The awarding of the prize also caused controversy. Former U.S. Secretary of State Henry Kissinger received the award in 1973, alongside North Vietnam’s chief communist negotiator, Le Duc Tho, for concluding the Paris Peace Accords, which led to the United States’ exit from the Vietnam War. Tho declined the prize, but the decision to award Kissinger shocked many of his critics who viewed him as a warmonger.

The awarding of the Nobel Peace Prize to President Barack Obama in 2009, just months into his first term, was also controversial. Some criticized the decision, saying the president had not had time to prove himself.
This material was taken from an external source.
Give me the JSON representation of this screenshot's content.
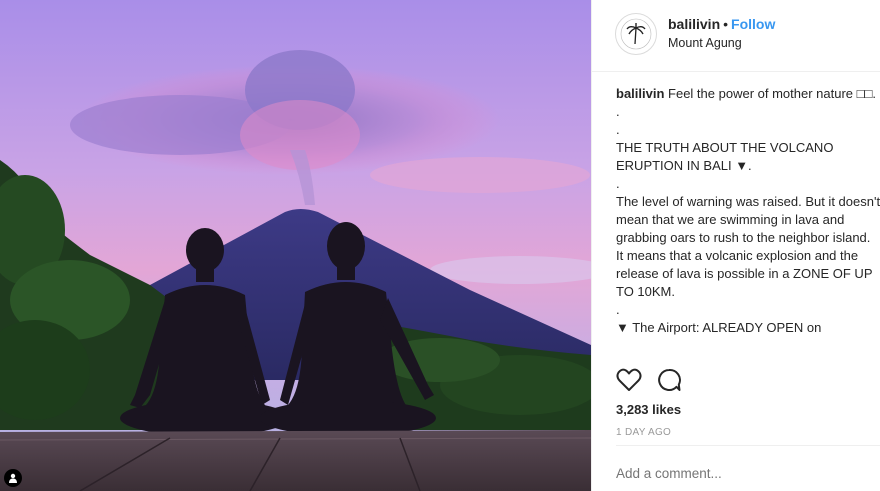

Ethiopian Prime Minister Abiy Ahmed received the award for his efforts to achieve peace with neighboring Eritrea in 2019. He then waged a brutal war in Ethiopia’s northernmost region, Tigray.
Leaders from the Americas, including Costa Rica and Colombia, as well as human rights defenders from Russia, Belarus and Ukraine have also won the award.
Who is nominated this time?
This year, there are 338 candidates for the Nobel Peace Prize, including 244 individuals and 94 organizations.
At the center of intense speculation about this year’s prize is President Trump, who is currently engaged in negotiations to end the war in Gaza.
The Nobel Prize website does not list the nominees, although some of the nominators told media outlets who they had nominated. Cambodian Prime Minister Hun Manet and Israeli Prime Minister Benjamin Netanyahu have both confirmed they nominated Trump.
Trump has repeatedly said he deserves the award, saying he has already ended several wars this year, although fact-checkers dispute that claim because several conflicts he tried to end remain ongoing. Earlier this year, he told the White House: “They will never give me a Nobel Peace Prize. I deserve it, but they will never give it to me.”
Other names among possible winners this year include Sudan’s Emergency Response Rooms, a network of volunteers helping civilians despite great risks amid the country’s civil war, and Yulia Navalnaya, the widow of Russian opponent Alexei Navalny.
In terms of the likelihood of a Trump victory, the Gaza ceasefire may come too late to change the outcome of this year’s award, and the committee is known for favoring sustained peace efforts over quick political victories.
However, as of Thursday morning, bookmakers’ odds place Trump and the Sudanese group as joint favorites, according to Oddschecker.